Daniel Kwiatkowski ’21, who earned a degree in finance, spoke on behalf of students earning bachelor’s degrees. He acknowledged that although students did not expect to celebrate Commencement virtually, it did present something for which they can be grateful.
“Our time at the University of New Haven has helped us to grow and learn,” he said. “One of the most important things I’ve learned as an undergraduate – especially over the past year – is to never take anything for granted and to appreciate all the small things in life. Let’s appreciate that we can graduate from the comfort of our homes with our loved ones right by our sides.”
‘This has been opportunity to step up’
Susan Frampton, Ph.D., president of Planetree International, a leading nonprofit that works with organizations around the world to promote patient-centered care as a model for improving the quality of healthcare, delivered the Commencement address. A medical anthropologist, author, and leader of Planetree’s advocacy efforts, Dr. Frampton has been a key partner in the University of New Haven becoming one of the first colleges or universities in the nation to pursue higher education certification from Planetree.
Acknowledging that the Class of 2021 is graduating during a truly unprecedented moment in history, she commended them for staying focused on their studies and completing their degrees. Calling them an “awesome, resilient group,” she challenged them to use their voices to continue to make the world better.
“Choose to spend time wisely and lend your talents, energy, and gifts to making 2021 and beyond memorable for the progress we make in ending this pandemic and for the progress we make to improve equity and social justice,” said Dr. Frampton, who served as director of the Center for Health Promotion at the Saint Francis Hospital and Medical Center in Hartford before joining Planetree in 2000. “This has been opportunity to step up and be heard. You can stay in the tunnel of gloom or you can choose to be a force of positive change.”
‘It is up to us to make the most of it’
As part of the ceremony, Dr. Frampton was awarded an honorary Doctor of Humane Arts & Letters degree, and Merryl Tengesdal ’94, a retired United States Air Force Colonel and a graduate of the University’s electrical engineering program, was conferred an honorary Doctor of Engineering degree.
The first and only African American woman to have piloted the Air Force’s U-2 spy plane, Tengesdal served deployments in Iraq and Afghanistan. She has been cast on the second season of “Tough as Nails,” a competition series premiering on CBS in February. Now a certified personal trainer, she serves as an inspirational speaker, and she offered her own words of encouragement to the winter graduates of the Class of 2021.
“I challenge you in this dynamic environment to help shape a positive future by creating innovative solutions to help others thrive during this period,” said Tengesdal, who a received a Distinguished Alumni Award from the University in 2013. “The determination and drive that helped you succeed at the University will bring hope to others through whatever endeavors you choose as your life’s passion.”
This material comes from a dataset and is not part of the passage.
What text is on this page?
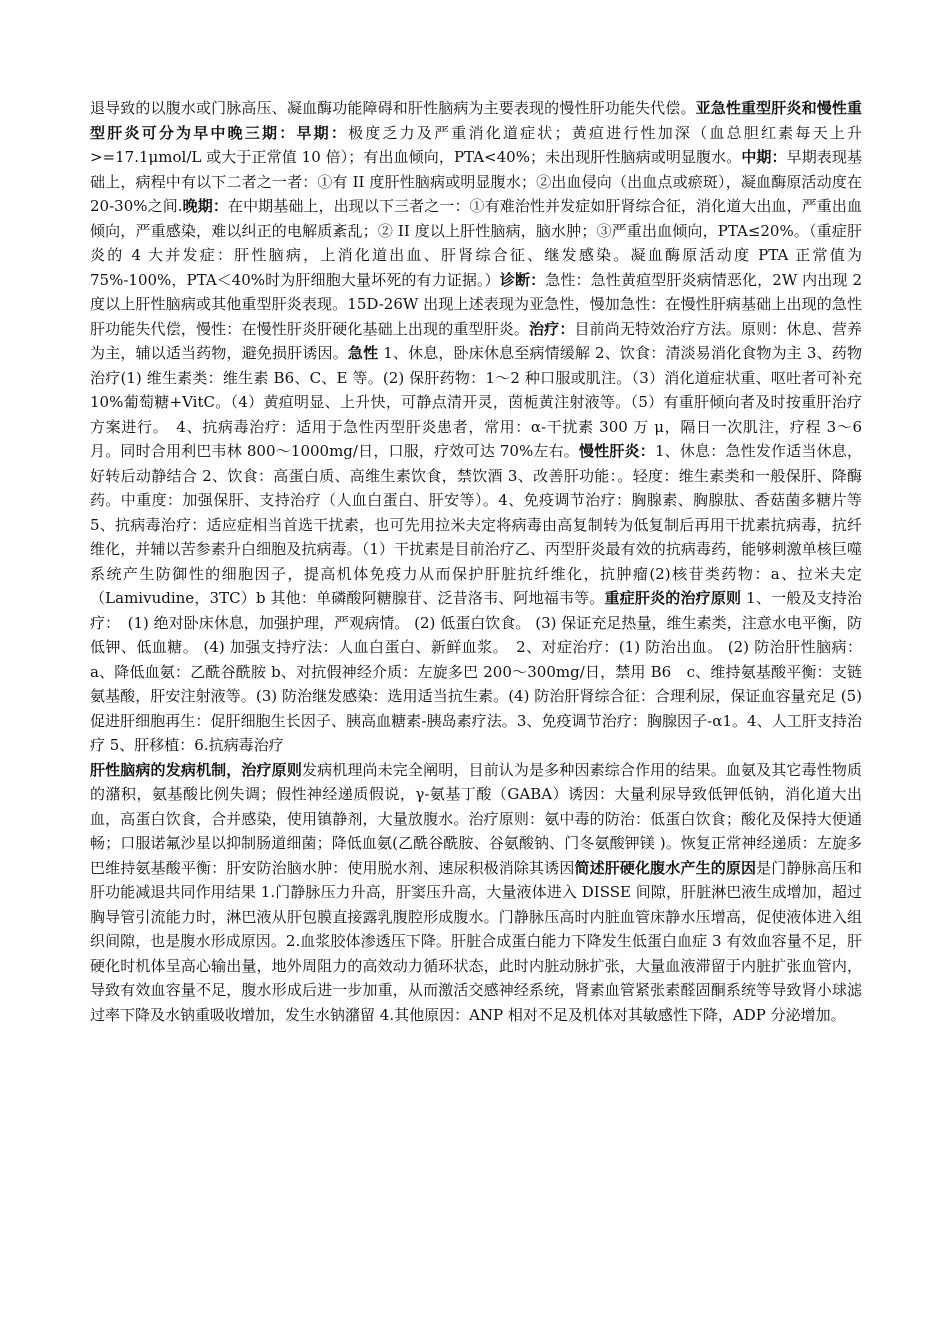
退导致的以腹水或门脉高压、凝血酶功能障碍和肝性脑病为主要表现的慢性肝功能失代偿。亚急性重型肝炎和慢性重型肝炎可分为早中晚三期：早期：极度乏力及严重消化道症状；黄疸进行性加深（血总胆红素每天上升>=17.1μmol/L 或大于正常值 10 倍）；有出血倾向，PTA<40%；未出现肝性脑病或明显腹水。中期：早期表现基础上，病程中有以下二者之一者：①有 II 度肝性脑病或明显腹水；②出血侵向（出血点或瘀斑），凝血酶原活动度在 20-30%之间.晚期：在中期基础上，出现以下三者之一：①有难治性并发症如肝肾综合征，消化道大出血，严重出血倾向，严重感染，难以纠正的电解质紊乱；② II 度以上肝性脑病，脑水肿；③严重出血倾向，PTA≤20%。（重症肝炎的 4 大并发症：肝性脑病，上消化道出血、肝肾综合征、继发感染。凝血酶原活动度 PTA 正常值为 75%-100%，PTA＜40%时为肝细胞大量坏死的有力证据。）诊断：急性：急性黄疸型肝炎病情恶化，2W 内出现 2 度以上肝性脑病或其他重型肝炎表现。15D-26W 出现上述表现为亚急性，慢加急性：在慢性肝病基础上出现的急性肝功能失代偿，慢性：在慢性肝炎肝硬化基础上出现的重型肝炎。治疗：目前尚无特效治疗方法。原则：休息、营养为主，辅以适当药物，避免损肝诱因。急性 1、休息，卧床休息至病情缓解 2、饮食：清淡易消化食物为主 3、药物治疗(1) 维生素类：维生素 B6、C、E 等。(2) 保肝药物：1～2 种口服或肌注。（3）消化道症状重、呕吐者可补充 10%葡萄糖+VitC。（4）黄疸明显、上升快，可静点清开灵，茵栀黄注射液等。（5）有重肝倾向者及时按重肝治疗方案进行。　4、抗病毒治疗：适用于急性丙型肝炎患者，常用：α-干扰素 300 万 μ，隔日一次肌注，疗程 3～6 月。同时合用利巴韦林 800～1000mg/日，口服，疗效可达 70%左右。慢性肝炎：1、休息：急性发作适当休息，好转后动静结合 2、饮食：高蛋白质、高维生素饮食，禁饮酒 3、改善肝功能：。轻度：维生素类和一般保肝、降酶药。中重度：加强保肝、支持治疗（人血白蛋白、肝安等）。4、免疫调节治疗：胸腺素、胸腺肽、香菇菌多糖片等 5、抗病毒治疗：适应症相当首选干扰素，也可先用拉米夫定将病毒由高复制转为低复制后再用干扰素抗病毒，抗纤维化，并辅以苦参素升白细胞及抗病毒。（1）干扰素是目前治疗乙、丙型肝炎最有效的抗病毒药，能够刺激单核巨噬系统产生防御性的细胞因子，提高机体免疫力从而保护肝脏抗纤维化，抗肿瘤(2)核苷类药物：a、拉米夫定（Lamivudine，3TC）b 其他：单磷酸阿糖腺苷、泛昔洛韦、阿地福韦等。重症肝炎的治疗原则 1、一般及支持治疗：　(1) 绝对卧床休息，加强护理，严观病情。 (2) 低蛋白饮食。 (3) 保证充足热量，维生素类，注意水电平衡，防低钾、低血糖。 (4) 加强支持疗法：人血白蛋白、新鲜血浆。　2、对症治疗：(1) 防治出血。 (2) 防治肝性脑病：a、降低血氨：乙酰谷酰胺 b、对抗假神经介质：左旋多巴 200～300mg/日，禁用 B6　c、维持氨基酸平衡：支链氨基酸，肝安注射液等。(3) 防治继发感染：选用适当抗生素。(4) 防治肝肾综合征：合理利尿，保证血容量充足 (5) 促进肝细胞再生：促肝细胞生长因子、胰高血糖素-胰岛素疗法。3、免疫调节治疗：胸腺因子-α1。4、人工肝支持治疗 5、肝移植：6.抗病毒治疗

肝性脑病的发病机制，治疗原则发病机理尚未完全阐明，目前认为是多种因素综合作用的结果。血氨及其它毒性物质的潴积，氨基酸比例失调；假性神经递质假说，γ-氨基丁酸（GABA）诱因：大量利尿导致低钾低钠，消化道大出血，高蛋白饮食，合并感染，使用镇静剂，大量放腹水。治疗原则：氨中毒的防治：低蛋白饮食；酸化及保持大便通畅；口服诺氟沙星以抑制肠道细菌；降低血氨(乙酰谷酰胺、谷氨酸钠、门冬氨酸钾镁 )。恢复正常神经递质：左旋多巴维持氨基酸平衡：肝安防治脑水肿：使用脱水剂、速尿积极消除其诱因简述肝硬化腹水产生的原因是门静脉高压和肝功能减退共同作用结果 1.门静脉压力升高，肝窦压升高，大量液体进入 DISSE 间隙，肝脏淋巴液生成增加，超过胸导管引流能力时，淋巴液从肝包膜直接露乳腹腔形成腹水。门静脉压高时内脏血管床静水压增高，促使液体进入组织间隙，也是腹水形成原因。2.血浆胶体渗透压下降。肝脏合成蛋白能力下降发生低蛋白血症 3 有效血容量不足，肝硬化时机体呈高心输出量，地外周阻力的高效动力循环状态，此时内脏动脉扩张，大量血液滞留于内脏扩张血管内，导致有效血容量不足，腹水形成后进一步加重，从而激活交感神经系统，肾素血管紧张素醛固酮系统等导致肾小球滤过率下降及水钠重吸收增加，发生水钠潴留 4.其他原因：ANP 相对不足及机体对其敏感性下降，ADP 分泌增加。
Graduates in each of the University’s academic colleges and schools had their own virtual ceremony, in which they were recognized by their deans and professors. Keithan, the outgoing graduate student council president, left her classmates with one final challenge as Chargers.
“I implore you to continue to express your concerns, stand up against any wrongs, ask for help, and, most importantly, make your voices heard,” she said. “Hard times are undoubtedly upon us, but it is up to us to make the most of them and move forward.”